Im evaluating dendrite branching order over different treatments, and only treatments develop major orders in contrast with control, How can I compare treatments with control if control dont develop for acquisition of data?
If you have no control group, then at least you should have different readings for the same group. If you have only 2 readings, then you can use paired sample ttest, if you have 3 or more readings, then you can use Repeated measure ANOVA test.
If it is true that controls do not develop any feature X ("branching orders" or how you call it), the observation of "X" is a clear difference to the control. There is no need to perform a statistical test for that.
Let me put this more formally:
The null hypothesis (H0) is that the treated samples behave like the controls. The data are counts (how many cells show "X"). The probability of "X" is zero in the controls, what means, that the Poisson rate constant (usually denoted as "lambda") is zero. Therefore, under H0, the probability to observe no "X" at all is one, and the probability to observe one or more "X" is zero. Thus, if you observe at least a single "X" in a sample, p-value is already 0 (what is correct, as the assumption was that is would be impossible to observe "X" in controls - so your treated sample surely cannot be like the controls fi you did in fact observe "X").

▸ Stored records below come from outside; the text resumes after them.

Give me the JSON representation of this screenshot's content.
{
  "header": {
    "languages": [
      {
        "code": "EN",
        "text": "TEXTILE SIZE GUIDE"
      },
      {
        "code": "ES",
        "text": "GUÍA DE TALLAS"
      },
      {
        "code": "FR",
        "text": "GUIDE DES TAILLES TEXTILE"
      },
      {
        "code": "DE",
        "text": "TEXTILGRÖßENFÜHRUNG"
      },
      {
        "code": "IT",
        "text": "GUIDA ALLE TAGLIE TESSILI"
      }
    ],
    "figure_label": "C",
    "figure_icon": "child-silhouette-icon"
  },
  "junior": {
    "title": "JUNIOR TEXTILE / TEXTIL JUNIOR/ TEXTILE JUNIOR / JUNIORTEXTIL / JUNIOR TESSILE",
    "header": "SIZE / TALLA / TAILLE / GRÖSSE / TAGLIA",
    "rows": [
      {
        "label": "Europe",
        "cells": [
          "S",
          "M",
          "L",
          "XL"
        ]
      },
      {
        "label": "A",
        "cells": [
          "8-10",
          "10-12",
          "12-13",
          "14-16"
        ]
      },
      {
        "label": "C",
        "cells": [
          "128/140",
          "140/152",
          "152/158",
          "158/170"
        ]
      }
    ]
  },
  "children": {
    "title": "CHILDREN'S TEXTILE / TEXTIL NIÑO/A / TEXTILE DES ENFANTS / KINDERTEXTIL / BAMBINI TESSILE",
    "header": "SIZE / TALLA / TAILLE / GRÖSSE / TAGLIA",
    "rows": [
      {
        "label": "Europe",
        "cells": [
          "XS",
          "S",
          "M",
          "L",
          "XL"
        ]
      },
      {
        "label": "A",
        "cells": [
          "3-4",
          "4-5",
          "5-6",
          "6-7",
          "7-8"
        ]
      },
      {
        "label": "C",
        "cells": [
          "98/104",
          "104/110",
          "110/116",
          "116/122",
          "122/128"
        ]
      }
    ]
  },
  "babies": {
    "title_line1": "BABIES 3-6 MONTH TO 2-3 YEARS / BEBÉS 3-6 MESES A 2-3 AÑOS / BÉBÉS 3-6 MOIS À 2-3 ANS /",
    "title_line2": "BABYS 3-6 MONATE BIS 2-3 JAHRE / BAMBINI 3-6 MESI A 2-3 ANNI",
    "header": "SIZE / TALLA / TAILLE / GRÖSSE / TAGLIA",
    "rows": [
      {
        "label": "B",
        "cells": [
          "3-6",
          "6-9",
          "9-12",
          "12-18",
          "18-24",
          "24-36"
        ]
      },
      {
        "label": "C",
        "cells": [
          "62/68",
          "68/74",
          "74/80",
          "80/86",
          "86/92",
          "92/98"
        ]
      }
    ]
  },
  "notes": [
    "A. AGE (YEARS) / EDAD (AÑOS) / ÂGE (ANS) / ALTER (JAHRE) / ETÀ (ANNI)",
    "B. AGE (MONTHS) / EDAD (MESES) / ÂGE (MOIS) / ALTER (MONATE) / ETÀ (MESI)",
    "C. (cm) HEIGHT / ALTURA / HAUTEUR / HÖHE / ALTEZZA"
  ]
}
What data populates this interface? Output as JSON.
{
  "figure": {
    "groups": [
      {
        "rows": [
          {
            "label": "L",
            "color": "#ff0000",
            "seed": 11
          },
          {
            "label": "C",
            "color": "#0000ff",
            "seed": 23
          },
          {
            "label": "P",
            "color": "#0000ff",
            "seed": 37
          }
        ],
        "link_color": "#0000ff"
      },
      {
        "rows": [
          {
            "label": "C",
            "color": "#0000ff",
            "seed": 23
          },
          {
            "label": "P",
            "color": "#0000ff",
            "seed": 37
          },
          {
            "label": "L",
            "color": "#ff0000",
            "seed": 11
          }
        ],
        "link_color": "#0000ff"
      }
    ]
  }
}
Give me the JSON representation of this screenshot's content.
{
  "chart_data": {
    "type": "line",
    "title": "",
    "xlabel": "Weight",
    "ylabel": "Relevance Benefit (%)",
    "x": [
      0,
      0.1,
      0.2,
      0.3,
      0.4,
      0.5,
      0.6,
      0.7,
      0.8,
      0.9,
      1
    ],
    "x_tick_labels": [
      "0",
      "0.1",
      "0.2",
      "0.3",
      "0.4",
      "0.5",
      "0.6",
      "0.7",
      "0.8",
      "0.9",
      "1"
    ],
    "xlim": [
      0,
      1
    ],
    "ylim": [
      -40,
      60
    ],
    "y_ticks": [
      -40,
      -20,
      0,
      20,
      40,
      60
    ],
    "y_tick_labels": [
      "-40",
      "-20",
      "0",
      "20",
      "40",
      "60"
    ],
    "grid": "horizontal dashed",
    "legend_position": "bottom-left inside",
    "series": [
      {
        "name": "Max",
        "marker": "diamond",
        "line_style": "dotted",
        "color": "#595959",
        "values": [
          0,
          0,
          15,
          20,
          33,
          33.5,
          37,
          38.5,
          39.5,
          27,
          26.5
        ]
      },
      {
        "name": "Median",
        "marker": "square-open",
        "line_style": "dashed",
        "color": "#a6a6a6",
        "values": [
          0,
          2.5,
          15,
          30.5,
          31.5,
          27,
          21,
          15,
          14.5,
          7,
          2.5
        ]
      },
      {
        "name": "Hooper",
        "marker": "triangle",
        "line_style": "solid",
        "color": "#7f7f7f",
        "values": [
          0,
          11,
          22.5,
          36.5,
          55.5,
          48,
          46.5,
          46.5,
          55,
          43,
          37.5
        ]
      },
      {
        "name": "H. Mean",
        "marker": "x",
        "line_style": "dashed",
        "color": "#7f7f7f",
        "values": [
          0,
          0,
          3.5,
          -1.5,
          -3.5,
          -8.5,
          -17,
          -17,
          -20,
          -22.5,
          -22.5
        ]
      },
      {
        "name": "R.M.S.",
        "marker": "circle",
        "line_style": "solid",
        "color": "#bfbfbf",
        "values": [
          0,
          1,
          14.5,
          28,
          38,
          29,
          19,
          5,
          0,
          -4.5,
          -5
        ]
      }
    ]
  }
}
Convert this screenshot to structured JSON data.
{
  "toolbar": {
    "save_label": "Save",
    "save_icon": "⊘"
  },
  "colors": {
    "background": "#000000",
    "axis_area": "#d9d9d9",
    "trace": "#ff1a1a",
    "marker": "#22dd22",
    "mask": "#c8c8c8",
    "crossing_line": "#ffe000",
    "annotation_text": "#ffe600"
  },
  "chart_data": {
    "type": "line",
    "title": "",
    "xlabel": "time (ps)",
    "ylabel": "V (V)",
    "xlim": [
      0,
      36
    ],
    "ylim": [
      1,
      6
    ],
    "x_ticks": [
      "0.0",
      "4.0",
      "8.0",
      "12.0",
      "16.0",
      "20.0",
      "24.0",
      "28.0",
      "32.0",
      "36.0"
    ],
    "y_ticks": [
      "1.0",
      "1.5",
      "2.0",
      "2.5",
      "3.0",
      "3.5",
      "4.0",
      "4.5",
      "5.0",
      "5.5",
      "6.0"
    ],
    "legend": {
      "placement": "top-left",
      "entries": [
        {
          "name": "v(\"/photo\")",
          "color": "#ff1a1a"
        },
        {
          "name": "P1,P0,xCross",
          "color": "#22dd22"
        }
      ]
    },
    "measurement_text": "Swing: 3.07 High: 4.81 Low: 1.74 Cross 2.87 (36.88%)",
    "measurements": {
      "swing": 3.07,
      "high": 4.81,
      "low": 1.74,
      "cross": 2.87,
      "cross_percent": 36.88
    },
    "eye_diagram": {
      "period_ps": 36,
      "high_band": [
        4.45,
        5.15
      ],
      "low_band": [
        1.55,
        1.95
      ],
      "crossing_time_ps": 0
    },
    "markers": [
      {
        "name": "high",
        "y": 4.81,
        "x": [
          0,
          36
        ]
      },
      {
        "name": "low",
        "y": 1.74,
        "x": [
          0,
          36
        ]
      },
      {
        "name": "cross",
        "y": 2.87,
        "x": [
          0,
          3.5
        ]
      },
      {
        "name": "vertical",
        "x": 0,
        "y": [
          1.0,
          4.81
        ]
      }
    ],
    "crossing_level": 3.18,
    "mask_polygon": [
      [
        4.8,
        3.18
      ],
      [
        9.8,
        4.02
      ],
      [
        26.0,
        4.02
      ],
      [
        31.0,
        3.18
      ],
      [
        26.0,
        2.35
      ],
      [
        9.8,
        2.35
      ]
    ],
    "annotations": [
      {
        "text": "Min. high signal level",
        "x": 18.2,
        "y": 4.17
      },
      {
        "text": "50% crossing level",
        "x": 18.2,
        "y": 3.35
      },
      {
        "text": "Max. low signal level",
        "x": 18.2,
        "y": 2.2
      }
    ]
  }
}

This is a slightly different story when it may happen that also controls can sometimes show "X". In this case, you may test against an upper limit of the rate with which "X" can happen in the controls (still a Poisson model, testing the intercept given a respective offset).
The other issue is to decide if the rate in the controls is actually zero, or is this a problem that the rate is below what could be reasonably detected with the sampling design. In this case you can ask what is the probability wherein there is at least a 5% chance of obtaining zero events in X tries. Then use this answer in Jochen's last paragraph.